Under those acts, a writ of scire facias upon a recognizance to answer a criminal charge might have been deemed a civil action. Stearns v. Barrett, 1 Mason, 153, Fed. Cas. No. 13,337; U. S. v. Payne, 147 U.S. 687, 690 , 13 S. Sup. Ct. 442; Com. v. McNeill, 19 Pick. 127; Com. v. Stebbins, 4 Gray, 25; State v. Kinne, 41 N. H. 238. Yet see Respublica v. Cobbet, 8 Dall. 467; Id., 2 Yeates, 352; Com. v. Philadelphia Commissioners, 8 Serg . & R. 151; State v. Cornig, 42 La. Ann. 416, 7 South. 698; State v. Murmann, 124 Mo. 502, 507, 28 S. W. 2.
But the phraseology of the act of March 3, 1891, c. 517, is quite different in this respect. After providing, in section 5, that writs of error may be taken from the district courts or from the existing circuit courts directly to this court 'in cases of conviction of a capital or otherwise infamous crime' (since restricted by the act of January 20, 1897, c. 18, to convictions of capital crimes only), it provides, in section 6, that in all cases, other than those provided for in section 5, the circuit courts of appeals shall have appellate jurisdiction, and that their judgments shall be final 'in all cases arising' 'under the criminal laws.' 26 Stat. 828.

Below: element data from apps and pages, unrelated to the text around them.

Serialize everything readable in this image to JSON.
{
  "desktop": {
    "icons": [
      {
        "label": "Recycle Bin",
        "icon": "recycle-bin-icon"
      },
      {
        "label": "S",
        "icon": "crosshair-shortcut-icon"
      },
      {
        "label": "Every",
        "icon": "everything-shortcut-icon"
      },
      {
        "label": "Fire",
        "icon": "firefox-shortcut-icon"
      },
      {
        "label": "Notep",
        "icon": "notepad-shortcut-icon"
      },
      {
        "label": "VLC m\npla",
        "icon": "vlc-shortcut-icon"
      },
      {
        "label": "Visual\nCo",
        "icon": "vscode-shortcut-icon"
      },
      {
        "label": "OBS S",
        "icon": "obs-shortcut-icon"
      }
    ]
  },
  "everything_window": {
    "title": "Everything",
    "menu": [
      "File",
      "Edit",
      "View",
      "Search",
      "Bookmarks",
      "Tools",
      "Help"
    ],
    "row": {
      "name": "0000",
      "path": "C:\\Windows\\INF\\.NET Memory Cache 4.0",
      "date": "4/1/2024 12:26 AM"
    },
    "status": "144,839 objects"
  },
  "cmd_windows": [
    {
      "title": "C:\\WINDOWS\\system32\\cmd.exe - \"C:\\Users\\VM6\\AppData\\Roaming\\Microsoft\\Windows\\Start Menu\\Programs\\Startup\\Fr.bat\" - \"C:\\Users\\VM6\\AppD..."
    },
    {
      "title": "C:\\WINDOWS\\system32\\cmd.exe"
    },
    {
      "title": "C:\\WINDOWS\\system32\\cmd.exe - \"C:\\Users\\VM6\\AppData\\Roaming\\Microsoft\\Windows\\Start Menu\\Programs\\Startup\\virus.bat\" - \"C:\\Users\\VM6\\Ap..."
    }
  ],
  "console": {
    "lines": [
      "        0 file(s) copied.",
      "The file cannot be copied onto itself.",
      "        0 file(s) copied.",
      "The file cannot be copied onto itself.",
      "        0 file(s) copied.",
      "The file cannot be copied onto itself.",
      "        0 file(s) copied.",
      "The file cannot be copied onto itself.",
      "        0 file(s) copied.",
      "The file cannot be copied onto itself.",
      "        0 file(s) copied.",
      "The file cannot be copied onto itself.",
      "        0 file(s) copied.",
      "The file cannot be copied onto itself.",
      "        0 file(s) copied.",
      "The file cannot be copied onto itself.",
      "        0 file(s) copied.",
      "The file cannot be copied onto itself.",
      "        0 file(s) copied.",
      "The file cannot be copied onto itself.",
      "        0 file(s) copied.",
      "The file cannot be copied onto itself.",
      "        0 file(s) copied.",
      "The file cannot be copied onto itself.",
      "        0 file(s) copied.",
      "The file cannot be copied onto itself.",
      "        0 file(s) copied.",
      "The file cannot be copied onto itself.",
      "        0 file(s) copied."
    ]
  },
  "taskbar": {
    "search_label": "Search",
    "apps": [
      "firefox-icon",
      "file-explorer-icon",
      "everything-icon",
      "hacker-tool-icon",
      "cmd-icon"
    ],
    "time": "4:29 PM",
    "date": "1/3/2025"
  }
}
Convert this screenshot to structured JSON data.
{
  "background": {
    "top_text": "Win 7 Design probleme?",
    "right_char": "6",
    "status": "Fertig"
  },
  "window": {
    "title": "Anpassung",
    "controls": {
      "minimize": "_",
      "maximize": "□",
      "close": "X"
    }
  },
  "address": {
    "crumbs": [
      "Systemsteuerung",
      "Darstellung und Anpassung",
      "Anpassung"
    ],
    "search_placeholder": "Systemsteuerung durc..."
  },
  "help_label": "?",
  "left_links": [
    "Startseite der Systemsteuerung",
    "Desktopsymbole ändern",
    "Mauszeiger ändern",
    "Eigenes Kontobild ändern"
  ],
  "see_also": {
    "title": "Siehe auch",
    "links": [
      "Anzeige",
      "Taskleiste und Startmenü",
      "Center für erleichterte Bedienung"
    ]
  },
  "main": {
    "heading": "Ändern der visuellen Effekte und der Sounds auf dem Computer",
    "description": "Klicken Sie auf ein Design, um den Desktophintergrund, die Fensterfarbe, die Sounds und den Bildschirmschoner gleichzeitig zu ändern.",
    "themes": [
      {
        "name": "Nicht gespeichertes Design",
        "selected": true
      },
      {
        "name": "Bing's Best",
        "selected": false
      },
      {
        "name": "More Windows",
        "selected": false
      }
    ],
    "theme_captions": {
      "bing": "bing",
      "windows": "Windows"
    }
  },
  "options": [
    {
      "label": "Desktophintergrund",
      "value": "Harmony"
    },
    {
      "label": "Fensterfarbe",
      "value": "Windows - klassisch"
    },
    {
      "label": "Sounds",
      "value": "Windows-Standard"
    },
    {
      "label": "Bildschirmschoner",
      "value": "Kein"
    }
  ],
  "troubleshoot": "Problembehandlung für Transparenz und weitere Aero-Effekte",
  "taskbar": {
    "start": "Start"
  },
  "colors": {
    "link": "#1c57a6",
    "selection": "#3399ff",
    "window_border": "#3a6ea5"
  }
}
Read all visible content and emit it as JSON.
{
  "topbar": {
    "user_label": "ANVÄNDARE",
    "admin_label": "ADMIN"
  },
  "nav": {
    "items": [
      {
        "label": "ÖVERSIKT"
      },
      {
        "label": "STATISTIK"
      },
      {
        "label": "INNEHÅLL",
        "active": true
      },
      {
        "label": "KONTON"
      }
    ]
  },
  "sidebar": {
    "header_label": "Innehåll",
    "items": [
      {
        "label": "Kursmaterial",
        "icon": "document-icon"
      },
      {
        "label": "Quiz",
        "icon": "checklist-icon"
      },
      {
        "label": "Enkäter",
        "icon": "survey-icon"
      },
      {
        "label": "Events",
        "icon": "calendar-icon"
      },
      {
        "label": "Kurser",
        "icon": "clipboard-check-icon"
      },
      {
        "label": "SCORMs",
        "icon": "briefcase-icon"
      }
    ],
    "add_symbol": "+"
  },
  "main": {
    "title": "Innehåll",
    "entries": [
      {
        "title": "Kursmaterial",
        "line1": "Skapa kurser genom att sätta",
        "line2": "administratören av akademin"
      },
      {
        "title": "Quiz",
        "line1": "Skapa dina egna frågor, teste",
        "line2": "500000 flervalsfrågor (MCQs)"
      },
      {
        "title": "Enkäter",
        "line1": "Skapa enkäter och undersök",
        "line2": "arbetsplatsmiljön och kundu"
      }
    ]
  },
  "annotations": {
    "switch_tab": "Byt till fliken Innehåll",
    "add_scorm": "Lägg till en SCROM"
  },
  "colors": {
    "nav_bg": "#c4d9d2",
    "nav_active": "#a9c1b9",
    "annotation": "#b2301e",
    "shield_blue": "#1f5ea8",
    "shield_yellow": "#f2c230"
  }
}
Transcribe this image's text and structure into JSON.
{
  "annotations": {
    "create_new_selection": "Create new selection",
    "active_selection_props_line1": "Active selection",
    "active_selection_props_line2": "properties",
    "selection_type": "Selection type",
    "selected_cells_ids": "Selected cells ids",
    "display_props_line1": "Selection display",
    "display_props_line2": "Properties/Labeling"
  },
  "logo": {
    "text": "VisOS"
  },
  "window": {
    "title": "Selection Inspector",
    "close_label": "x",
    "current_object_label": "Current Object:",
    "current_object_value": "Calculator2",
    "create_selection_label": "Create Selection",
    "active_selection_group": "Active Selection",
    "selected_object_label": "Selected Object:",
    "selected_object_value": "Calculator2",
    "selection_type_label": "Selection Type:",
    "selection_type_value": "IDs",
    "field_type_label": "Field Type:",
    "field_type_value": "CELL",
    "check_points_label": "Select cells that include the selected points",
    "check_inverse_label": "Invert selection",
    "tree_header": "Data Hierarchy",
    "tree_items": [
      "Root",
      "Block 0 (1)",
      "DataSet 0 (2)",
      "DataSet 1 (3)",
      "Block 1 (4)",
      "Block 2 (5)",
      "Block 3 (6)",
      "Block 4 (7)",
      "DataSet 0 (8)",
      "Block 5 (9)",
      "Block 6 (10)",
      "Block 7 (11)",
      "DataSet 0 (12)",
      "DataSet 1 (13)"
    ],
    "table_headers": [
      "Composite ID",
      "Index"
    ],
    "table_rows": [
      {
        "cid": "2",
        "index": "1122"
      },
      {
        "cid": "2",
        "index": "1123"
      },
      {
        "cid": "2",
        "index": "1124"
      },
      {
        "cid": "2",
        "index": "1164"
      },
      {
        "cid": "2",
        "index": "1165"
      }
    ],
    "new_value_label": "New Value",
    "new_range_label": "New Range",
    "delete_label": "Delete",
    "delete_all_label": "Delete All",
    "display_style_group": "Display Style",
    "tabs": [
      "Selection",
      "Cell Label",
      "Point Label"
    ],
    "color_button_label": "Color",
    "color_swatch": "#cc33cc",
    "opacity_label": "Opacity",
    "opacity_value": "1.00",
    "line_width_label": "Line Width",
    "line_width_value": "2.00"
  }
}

A writ of scire facias upon a recognizance to answer to a charge of crime, even if it be, technically considered, a civil action, and only incidental and collateral to the criminal prosecution, is certainly a case arising under the criminal laws; for it is a suit to enforce the penalty of a recognizance taken to secure the appearance of the principal to answer the charge and to abide any sentence against him. The provision of section 1014 of the Revised Statutes, under which the recognizance in suit was taken, is contained in chapter 18 of title 13 of the Revised Statutes, under the [166 U.S. 424, 427] head of 'Criminal Procedure,' and in the first of the sections regulating arrest, bail, indictments, pleadings, commitments, challenges, witnesses, trial, verdict, sentence, and execution, in criminal cases; and this recognizance is, as it is described in section 1020, a 'recognizance in a criminal cause.'
Writ of error dismissed for want of jurisdiction.